Le professeur montre qu’il connait la malfaisance du CCIF, mais n’avance aucune solution.

Autres questions :

– Quel est votre avis sur la porte ouverte que la France ménage à la Ligue islamique mondiale ?

–  La tendance à l’infiltration de l’islam de France par les salafistes est-elle réversible? Votre approche est qualitative. Pouvez-vous nous donner des éléments quantitatifs ?

 «Le législateur, c’est vous !»

 – Mais nous voulons votre avis de chercheur!

 … il faut des moyens. Or nous ne sommes que 2 ou 3 à faire ce travail en France.

… Réversible? Oui, à condition d’occuper le terrain. Or mes collègues passent à la télévision et publient des livres, ce qui est bien, mais les lecteurs sont déjà convaincus. Ce soir, une conférence se tiendra à Normale Sup sur les versets du Coran, qui déconstruit le salafisme: qui ira porter ce travail à la mosquée Al-Ansar? (d’ Auberviliers) (…) Les musulmans doivent porter une parole républicaine et anti-islamiste dans les quartiers -pas à la télévision! (…) Avec du courage et des moyens politiques, oui, c’est réversible.

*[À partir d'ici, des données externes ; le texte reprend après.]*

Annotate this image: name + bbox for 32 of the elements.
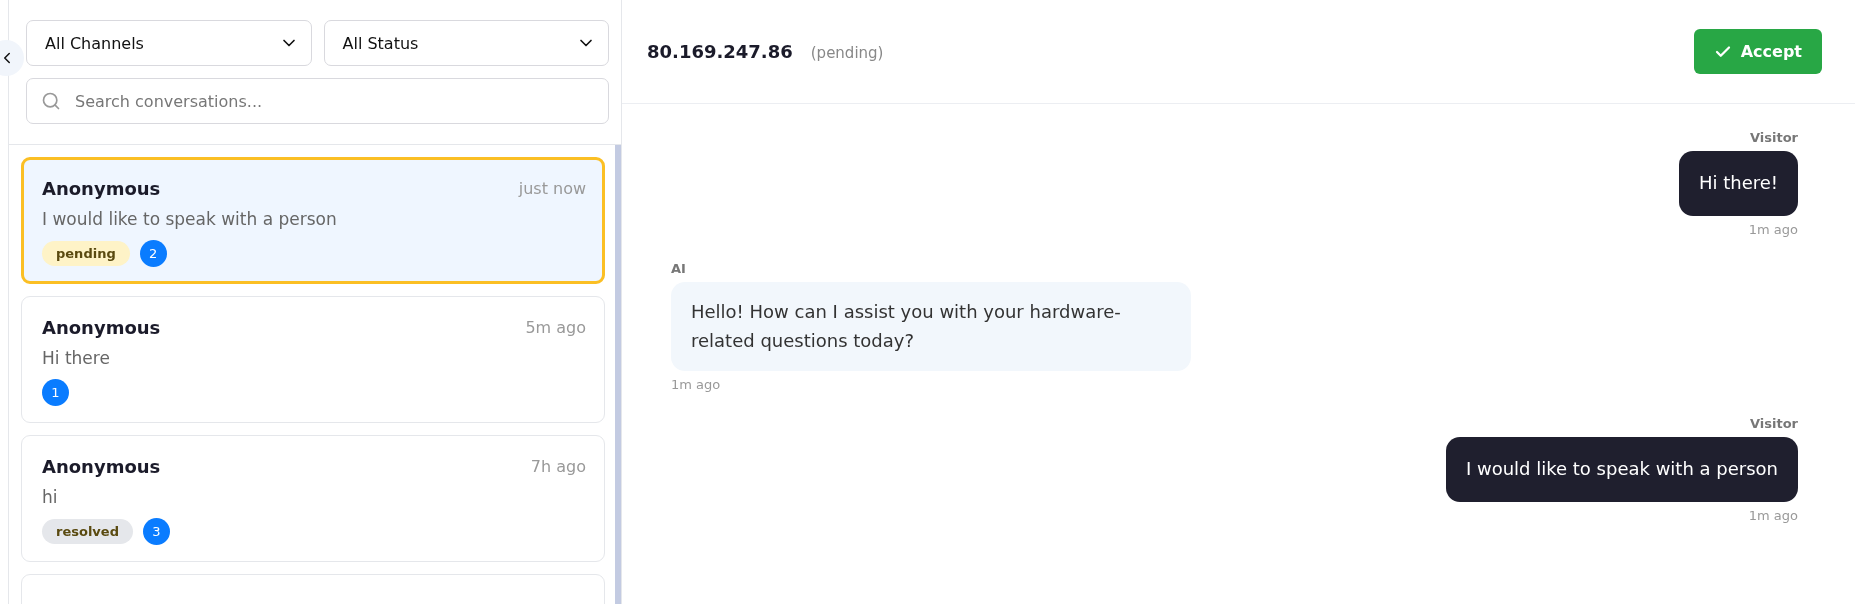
- message-time: 1m ago: [1748, 221, 1798, 237]
- contact-name: Anonymous: [42, 178, 161, 199]
- status-tag: pending: [42, 240, 130, 266]
- message-preview: Hi there: [42, 348, 111, 368]
- contact-name: Anonymous: [42, 456, 161, 477]
- filter-select[interactable]: All Status: [323, 20, 609, 66]
- timestamp: just now: [518, 179, 586, 198]
- conversation-card[interactable]: Anonymous 5m ago Hi there 1: [21, 296, 605, 423]
- message-time: 1m ago: [1748, 508, 1798, 524]
- conversation-card[interactable]: Anonymous 7h ago hi resolved 3: [21, 435, 605, 562]
- message-preview: hi: [42, 487, 59, 507]
- timestamp: 7h ago: [530, 457, 586, 476]
- unread-count: 3: [142, 517, 170, 545]
- conversation-card[interactable]: Anonymous just now I would like to speak with a person pending 2: [21, 157, 605, 284]
- chat-status: (pending): [810, 44, 884, 62]
- status-tag: resolved: [42, 518, 133, 544]
- contact-name: Anonymous: [42, 317, 161, 338]
- sender-label: AI: [671, 260, 686, 276]
- sender-label: Visitor: [1749, 416, 1798, 432]
- filter-select[interactable]: All Channels: [26, 20, 312, 66]
- message-bubble: I would like to speak with a person: [1445, 437, 1798, 503]
- chat-title: 80.169.247.86: [647, 41, 793, 62]
- message-bubble: Hi there!: [1678, 151, 1798, 216]
- message-bubble: Hello! How can I assist you with your hardware-related questions today?: [671, 281, 1191, 372]
- search-field[interactable]: Search conversations...: [26, 78, 609, 124]
- sender-label: Visitor: [1749, 130, 1798, 145]
- unread-count: 2: [139, 239, 167, 267]
- message-time: 1m ago: [671, 377, 721, 393]
- message-preview: I would like to speak with a person: [42, 209, 338, 229]
- search-input[interactable]: Search conversations...: [73, 90, 594, 112]
- unread-count: 1: [42, 378, 69, 406]
- timestamp: 5m ago: [525, 318, 586, 337]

Il faut des personnalités charismatiques capables d’entraîner cette jeunesse, pas des éducateurs dont celle-ci se moque, et qui sont trop proches de leur public. Or il n’y en a pas. D’où mon pessimisme.

Plusieurs questions se succèdent sans qu’on laisse le temps à Rougier de répondre:

– À Trèbes, Radouane Lakdim a été suivi par les dispositifs sociaux. Il appartenait au club de football de la commune, était éducateur et présentait tous les signes d’une intégration réussie… (Ses attentats on fait cinq morts, dont Arnaud Beltrame)

– L’islamisme possède également des liens avec la Turquie. Disposez-vous d’éléments sur le sujet? À Nantua, nous avons déjà connu les listes communautaires -trois élus du conseil municipal en sont issus- et je crains que le phénomène ne perdure.

Je préfère, pour ma part, mener des études qualitatives, qui seules permettent de fournir des explications et de dresser des hypothèses. À cet égard, la destruction des Renseignements généraux a considérablement nui à la connaissance des tissus sur le territoire.

– Nous connaissons tous des musulmans respectueux de la République et de la laïcité et soucieux de protéger l’islam de l’islamisme. Disposent-ils des moyens de mener ce combat eux-mêmes ? Le soutien des pouvoirs publics leur est-il nécessaire ?

 Ils ne peuvent pas le faire seuls et ont besoin de l’aide de l’État.

– Jusqu’où l’État doit-il intervenir dans un problème religieux ?

Pour lutter contre l’islamisme, nous devons nous appuyer sur les deux versants de la démocratie moderne, l’un étant libéral – le droit, la liberté – et l’autre républicain.